Commitments around an easy to administer examinership-lite programme were enunciated in the economic plan yesterday and are likely to be made law before the summer recess. This is understandable in the economic circumstances but it is unforgivable that no corresponding pledge exists to better protect workers who are likely to be caught up in insolvencies. We run the risk of waves of liquidations as the economy finds its level. Five years on from its publication, we need to legislate to give effect to the Duffy Cahill review. We said "never again" after the Clerys debacle. Instead, we got the Debenhams debacle.

Given that our corporation tax base is vulnerable on a number of fronts, it might have been expected that this plan would say something new on how our national industrial strategy needs to pivot away from its risky over-reliance on a small number of heavy hitters in the foreign direct investment, FDI, sector for good jobs and 20% of our tax receipts. Plans to help a few more SMEs to export are, frankly, underwhelming and were, in many cases, already announced in previous initiatives. Additional investment in the green technology sector, digitalisation, innovation and research and development are welcome, but we need a much more ambitious plan to scale up our medium-sized enterprises and help them to employ more people across the regions and go global from Ireland.

In return for the drawdown of €950 million from the EU, it is there in black and white in the plan that Ireland gave way on the question of "aggressive tax planning". The Minister and his colleague, the Minister for Finance, Deputy Donohoe, need to explain what concessions were made to the European Commission on tax policy and how they will impact on the Exchequer's bottom line and on budget forecasts. Were the concessions offered over and above the ongoing OECD-led global corporation tax reform process? The Minister and his colleagues must publish a detailed explanation of what this latest development means for Ireland.

The planned reforms to the local property tax are long overdue. We need to broaden our tax base and focus on wealth taxes. As a socialist, I am a firm believer in taxes on assets. The pretend progressives in Sinn Féin are not. That was a popular and populist position to hold in 2013. It was wrong then and it is wrong now. Sinn Féin says it wants wealth taxes but not on property and land. That is an utterly fraudulent and dishonest position. We cannot have wealth taxes while exempting millionaires' mansions. This is socialism 101. According to Sinn Féin's youth wing, one cannot be a socialist and favour property taxes.
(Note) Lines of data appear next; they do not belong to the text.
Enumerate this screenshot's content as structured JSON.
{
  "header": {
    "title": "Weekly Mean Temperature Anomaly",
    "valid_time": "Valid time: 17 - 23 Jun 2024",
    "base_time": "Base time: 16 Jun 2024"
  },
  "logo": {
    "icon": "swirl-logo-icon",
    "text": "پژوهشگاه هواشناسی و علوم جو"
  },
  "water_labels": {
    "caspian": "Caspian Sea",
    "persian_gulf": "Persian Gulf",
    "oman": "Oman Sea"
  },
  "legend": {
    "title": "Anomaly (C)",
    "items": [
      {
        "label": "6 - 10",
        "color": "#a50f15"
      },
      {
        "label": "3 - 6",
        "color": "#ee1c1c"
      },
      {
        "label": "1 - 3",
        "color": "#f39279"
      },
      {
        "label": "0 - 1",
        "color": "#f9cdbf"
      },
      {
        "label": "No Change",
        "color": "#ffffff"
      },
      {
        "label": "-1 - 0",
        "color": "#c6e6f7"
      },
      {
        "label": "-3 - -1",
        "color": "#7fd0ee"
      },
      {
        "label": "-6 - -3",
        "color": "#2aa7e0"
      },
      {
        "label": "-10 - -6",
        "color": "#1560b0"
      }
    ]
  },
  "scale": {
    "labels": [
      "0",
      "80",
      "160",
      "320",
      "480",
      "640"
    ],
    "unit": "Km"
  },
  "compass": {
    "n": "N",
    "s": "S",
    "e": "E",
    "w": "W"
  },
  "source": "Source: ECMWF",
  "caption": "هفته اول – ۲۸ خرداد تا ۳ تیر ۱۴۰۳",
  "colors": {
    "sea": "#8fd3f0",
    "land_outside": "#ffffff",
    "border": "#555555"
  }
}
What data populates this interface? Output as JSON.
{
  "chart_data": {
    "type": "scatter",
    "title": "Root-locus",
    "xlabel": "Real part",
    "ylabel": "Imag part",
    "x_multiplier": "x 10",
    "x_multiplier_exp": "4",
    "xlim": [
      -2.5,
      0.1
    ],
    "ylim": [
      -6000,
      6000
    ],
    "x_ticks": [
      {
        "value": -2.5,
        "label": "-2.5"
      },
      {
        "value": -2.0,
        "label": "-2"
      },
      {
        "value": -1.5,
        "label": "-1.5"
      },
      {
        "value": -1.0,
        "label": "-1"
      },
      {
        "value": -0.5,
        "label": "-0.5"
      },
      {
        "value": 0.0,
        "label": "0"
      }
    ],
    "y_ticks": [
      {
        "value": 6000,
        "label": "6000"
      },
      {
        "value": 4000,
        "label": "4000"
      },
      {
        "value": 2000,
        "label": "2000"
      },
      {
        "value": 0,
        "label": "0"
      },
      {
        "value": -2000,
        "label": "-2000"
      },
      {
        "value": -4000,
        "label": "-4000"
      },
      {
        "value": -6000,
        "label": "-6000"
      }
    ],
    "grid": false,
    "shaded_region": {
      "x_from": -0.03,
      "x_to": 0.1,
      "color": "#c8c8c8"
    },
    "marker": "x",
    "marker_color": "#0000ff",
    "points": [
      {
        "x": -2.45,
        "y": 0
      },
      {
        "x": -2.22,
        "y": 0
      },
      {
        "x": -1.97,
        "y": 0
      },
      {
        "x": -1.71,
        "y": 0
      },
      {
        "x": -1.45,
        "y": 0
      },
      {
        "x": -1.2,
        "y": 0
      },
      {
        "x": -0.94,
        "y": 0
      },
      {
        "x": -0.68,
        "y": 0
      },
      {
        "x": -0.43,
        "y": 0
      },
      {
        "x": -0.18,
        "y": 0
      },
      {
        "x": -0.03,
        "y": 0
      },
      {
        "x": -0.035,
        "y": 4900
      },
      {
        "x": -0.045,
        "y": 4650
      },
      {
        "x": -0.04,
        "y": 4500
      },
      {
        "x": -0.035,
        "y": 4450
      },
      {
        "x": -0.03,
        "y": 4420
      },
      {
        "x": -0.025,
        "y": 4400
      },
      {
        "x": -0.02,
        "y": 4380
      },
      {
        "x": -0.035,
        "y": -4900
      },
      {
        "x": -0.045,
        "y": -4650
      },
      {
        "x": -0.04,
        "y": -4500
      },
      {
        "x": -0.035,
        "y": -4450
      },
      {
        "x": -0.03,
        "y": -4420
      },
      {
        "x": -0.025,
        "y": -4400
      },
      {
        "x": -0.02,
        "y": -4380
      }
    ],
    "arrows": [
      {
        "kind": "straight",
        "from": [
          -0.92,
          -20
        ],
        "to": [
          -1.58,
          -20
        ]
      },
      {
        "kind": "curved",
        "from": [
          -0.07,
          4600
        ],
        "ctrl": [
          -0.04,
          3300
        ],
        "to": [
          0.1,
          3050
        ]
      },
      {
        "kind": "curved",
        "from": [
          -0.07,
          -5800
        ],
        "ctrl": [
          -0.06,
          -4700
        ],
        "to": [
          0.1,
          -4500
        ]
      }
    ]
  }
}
Sinn Féin's Minister of Finance in the North, who stands over the collection of £1 billion in rates, must not have slept very well last night. I look forward to the Sinn Féin youth wing calling for his head because clearly he is not a socialist or a republican, but I will believe that when I see it. This is Sinn Féin and its partitionism in action. It does one thing in Newry and says another thing down the road in Dundalk. It tells people what they want to hear regardless of the consequences. Deputy Doherty let the cat out of the bag on "Prime Time" last night. He said we should tax income and not property. That is not in the interests of the working class and those who are most at risk from the chronic underfunding of local councils and an unreformed local property tax system. This is an incredible position to adopt, especially at this fragile time in our recovery, and this is not the message hard-working people will want to hear as they get back to work over the coming period. Let us have a mature, informed debate on tax but let us not pretend we can do this without imposing broad and measured taxes on assets and wealth.